Boundary conditions in early-stage venturing research : a systematic review

Casulli, Lucrezia and MacLaren, Andrew Craig (2022) Boundary conditions in early-stage venturing research : a systematic review. In: 82nd Annual Meeting of the Academy of Management, 2022-08-05 - 2022-08-09, Washington.

[thumbnail of Casulli-etal-AM-2022-Boundary-conditions-in-early-stage-venturing-research-a-systematic-review]
Preview
Text. Filename: Casulli_etal_AM_2022_Boundary_conditions_in_early_stage_venturing_research_a_systematic_review.pdf
Accepted Author Manuscript
License: Strathprints license 1.0

Download (288kB)| Preview

Abstract

It is believed that current approaches to sampling early-stage entrepreneurial activity are comprehensive because they capture all potential forms entrepreneurship can take. As entrepreneurship scholars, we have come to believe that we know what entrepreneurial action looks like when we see it, given the established indicators. However, calls for inclusivity in entrepreneurship as well as recent trends highlighting its socially situated nature, question the comprehensiveness of current approaches. Put differently, action may be taking place and lead to value creation, but it may not come to the attention of entrepreneurship researchers following current markers.

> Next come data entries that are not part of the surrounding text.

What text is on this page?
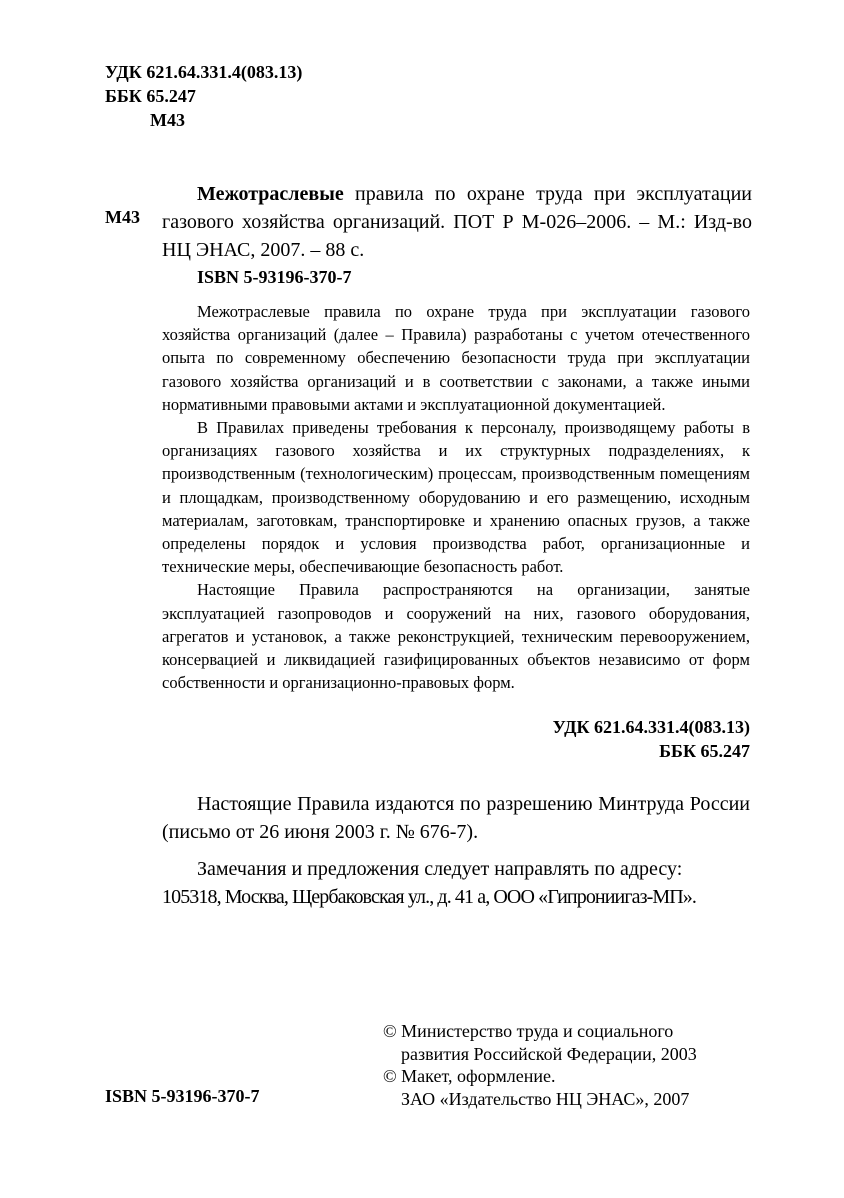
УДК 621.64.331.4(083.13)
ББК 65.247
М43
М43
Межотраслевые правила по охране труда при эксплуатации газового хозяйства организаций. ПОТ Р М-026–2006. – М.: Изд-во НЦ ЭНАС, 2007. – 88 с.
ISBN 5-93196-370-7

Межотраслевые правила по охране труда при эксплуатации газового хозяйства организаций (далее – Правила) разработаны с учетом отечественного опыта по современному обеспечению безопасности труда при эксплуатации газового хозяйства организаций и в соответствии с законами, а также иными нормативными правовыми актами и эксплуатационной документацией.

В Правилах приведены требования к персоналу, производящему работы в организациях газового хозяйства и их структурных подразделениях, к производственным (технологическим) процессам, производственным помещениям и площадкам, производственному оборудованию и его размещению, исходным материалам, заготовкам, транспортировке и хранению опасных грузов, а также определены порядок и условия производства работ, организационные и технические меры, обеспечивающие безопасность работ.

Настоящие Правила распространяются на организации, занятые эксплуатацией газопроводов и сооружений на них, газового оборудования, агрегатов и установок, а также реконструкцией, техническим перевооружением, консервацией и ликвидацией газифицированных объектов независимо от форм собственности и организационно-правовых форм.

УДК 621.64.331.4(083.13)
ББК 65.247

Настоящие Правила издаются по разрешению Минтруда России (письмо от 26 июня 2003 г. № 676-7).

Замечания и предложения следует направлять по адресу:

105318, Москва, Щербаковская ул., д. 41 а, ООО «Гипрониигаз-МП».

© Министерство труда и социального
развития Российской Федерации, 2003
© Макет, оформление.
ЗАО «Издательство НЦ ЭНАС», 2007
ISBN 5-93196-370-7
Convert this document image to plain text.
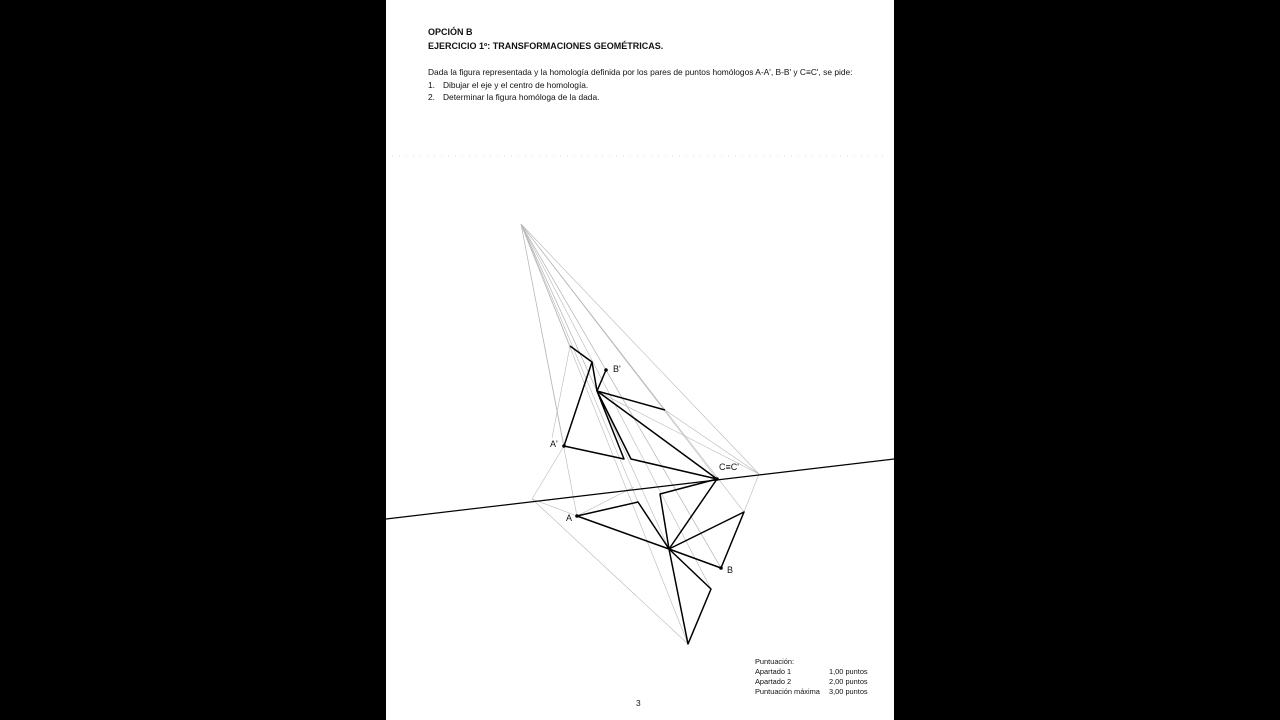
OPCIÓN B
EJERCICIO 1º: TRANSFORMACIONES GEOMÉTRICAS.
Dada la figura representada y la homología definida por los pares de puntos homólogos A-A', B-B' y C≡C', se pide:
1. Dibujar el eje y el centro de homología.
2. Determinar la figura homóloga de la dada.
A'
B'
C≡C'
A
B
Puntuación:
Apartado 1	1,00 puntos
Apartado 2	2,00 puntos
Puntuación máxima 3,00 puntos
3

In this paper we problematise existing markers of entrepreneurial action as being subject to boundary conditions and we seek to make such boundary conditions explicit through a systematic scrutiny and review of empirical literature on early venturing. The value of doing so, we contend, is that by making explicit what the existing boundary conditions are we will be better able to develop an awareness of what may be potentially left out. More broadly, we hope to spur conversations about how we sample entrepreneurial actions in empirical studies and what this means in relation to the domain of entrepreneurship in the context increasingly calling for more inclusivity and contextualisation.